使用来自西班牙、意大利和英国的 4 个数据源和 1:1 匹配队列研究,我们旨在估计同源/异源加强接种(Comirnaty-BNT 和 Spikevax-MOD 原始 COVID-19 疫苗)与未加强接种相比,在德尔塔和奥密克戎变异早期,预防一般人群和临床亚组中 SARS-CoV-2 感染住院(±30 天)和死亡(±56 天)的疫苗有效性(VE)。通过逆概率权重计算 Cox 模型的风险比(HR)和 VE [1-HR]×100。2020 年 12 月至 2022 年 2 月,在没有 SARS-CoV-2 既往感染的成年人中,我们通过考虑第 1 剂和第 2 剂疫苗品牌和日历时间、年龄、性别、地区和合并症(免疫缺陷、癌症、严重肾脏疾病、移植受者、唐氏综合征),对 3 剂(第 3 剂)加强接种进行匹配,共匹配了 550 万人(超过 100 万人有免疫缺陷,343727 人有癌症)。我们研究了在中位数随访 9 至 16 周期间,用 BNT、MOD 或牛津-阿斯利康(Oxford-AstraZeneca)作为第 1 剂和第 2 剂加强接种后的 BNT 和 MOD 加强接种剂量。

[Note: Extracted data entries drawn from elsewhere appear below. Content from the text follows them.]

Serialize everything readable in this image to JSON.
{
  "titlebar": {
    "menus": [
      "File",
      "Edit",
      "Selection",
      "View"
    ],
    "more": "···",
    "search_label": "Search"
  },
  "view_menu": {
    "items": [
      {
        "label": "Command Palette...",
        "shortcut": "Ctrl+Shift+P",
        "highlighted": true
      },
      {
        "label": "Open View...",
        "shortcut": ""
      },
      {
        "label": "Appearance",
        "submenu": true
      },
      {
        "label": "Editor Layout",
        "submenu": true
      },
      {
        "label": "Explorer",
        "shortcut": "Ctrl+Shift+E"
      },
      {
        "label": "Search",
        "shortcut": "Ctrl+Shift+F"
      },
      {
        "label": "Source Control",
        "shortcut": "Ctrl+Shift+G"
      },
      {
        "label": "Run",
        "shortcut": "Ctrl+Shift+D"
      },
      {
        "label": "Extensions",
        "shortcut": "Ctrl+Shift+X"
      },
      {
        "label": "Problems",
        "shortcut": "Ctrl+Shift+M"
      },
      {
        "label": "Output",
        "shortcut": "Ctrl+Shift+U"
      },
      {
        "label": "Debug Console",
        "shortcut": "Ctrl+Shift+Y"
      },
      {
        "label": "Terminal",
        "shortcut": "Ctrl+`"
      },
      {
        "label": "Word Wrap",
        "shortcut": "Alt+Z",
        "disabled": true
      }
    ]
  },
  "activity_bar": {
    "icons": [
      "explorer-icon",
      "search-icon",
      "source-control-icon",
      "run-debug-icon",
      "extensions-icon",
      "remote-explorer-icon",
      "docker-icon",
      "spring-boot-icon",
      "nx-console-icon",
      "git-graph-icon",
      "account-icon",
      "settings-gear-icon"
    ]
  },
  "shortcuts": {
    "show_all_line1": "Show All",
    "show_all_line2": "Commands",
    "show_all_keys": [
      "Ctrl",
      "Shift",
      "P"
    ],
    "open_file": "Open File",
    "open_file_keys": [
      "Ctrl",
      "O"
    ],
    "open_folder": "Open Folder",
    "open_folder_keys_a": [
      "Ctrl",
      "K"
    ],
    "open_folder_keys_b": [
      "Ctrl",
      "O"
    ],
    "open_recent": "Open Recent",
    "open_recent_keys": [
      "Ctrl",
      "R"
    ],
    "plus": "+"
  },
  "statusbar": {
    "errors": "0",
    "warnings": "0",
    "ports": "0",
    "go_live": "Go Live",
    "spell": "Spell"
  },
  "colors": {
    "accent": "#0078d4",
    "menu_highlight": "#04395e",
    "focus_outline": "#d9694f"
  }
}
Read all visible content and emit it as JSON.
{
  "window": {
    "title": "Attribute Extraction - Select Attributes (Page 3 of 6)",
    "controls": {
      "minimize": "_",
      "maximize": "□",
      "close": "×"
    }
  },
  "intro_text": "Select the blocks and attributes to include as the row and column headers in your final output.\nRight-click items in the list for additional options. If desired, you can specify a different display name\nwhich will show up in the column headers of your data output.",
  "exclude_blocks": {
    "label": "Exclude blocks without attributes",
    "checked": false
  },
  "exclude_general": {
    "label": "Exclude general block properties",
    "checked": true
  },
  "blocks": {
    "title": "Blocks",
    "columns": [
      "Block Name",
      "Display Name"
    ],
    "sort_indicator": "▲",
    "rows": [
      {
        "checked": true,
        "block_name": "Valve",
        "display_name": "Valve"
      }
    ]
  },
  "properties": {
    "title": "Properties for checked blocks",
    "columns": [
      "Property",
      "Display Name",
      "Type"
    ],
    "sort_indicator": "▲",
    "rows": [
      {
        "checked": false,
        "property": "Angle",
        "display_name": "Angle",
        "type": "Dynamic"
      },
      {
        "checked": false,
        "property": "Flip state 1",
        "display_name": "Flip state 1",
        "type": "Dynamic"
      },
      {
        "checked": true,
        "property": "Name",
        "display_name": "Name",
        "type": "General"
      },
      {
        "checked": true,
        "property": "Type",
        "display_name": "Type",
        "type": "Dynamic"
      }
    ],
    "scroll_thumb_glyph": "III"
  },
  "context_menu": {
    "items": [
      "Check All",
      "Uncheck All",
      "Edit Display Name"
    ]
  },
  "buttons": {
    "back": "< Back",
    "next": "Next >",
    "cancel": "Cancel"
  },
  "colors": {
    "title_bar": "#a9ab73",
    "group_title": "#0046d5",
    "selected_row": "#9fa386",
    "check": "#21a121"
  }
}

在不同的数据源中,作为异源第 3 剂,BNT 或 MOD 的 VE 范围为 70%至 86%,而作为同源第 3 剂,VE 范围为 42%至 88%。根据严重程度和可获得的随访情况,第 3 剂的有效性持续 1 至 5 个月。在免疫缺陷和癌症患者中,在所有数据源中都检测到异源(VE=54-83%)和同源(VE=49-80%)第 3 剂的保护作用。总体而言,与两剂方案相比,用 BNT 或 MOD 进行异源和同源第 3 剂加强接种均为一般人群和有 COVID-19 重症高风险(老年人、免疫缺陷和癌症患者)的患者提供了对 SARS-CoV-2 感染严重后果的额外保护。接种疫苗后的早期 VE 可能是由于接种组的检测较少和未知的混杂因素,需要谨慎解释。VE 随时间衰减需要进一步深入研究,以适当设想何时或是否应该接种这些疫苗的加强针。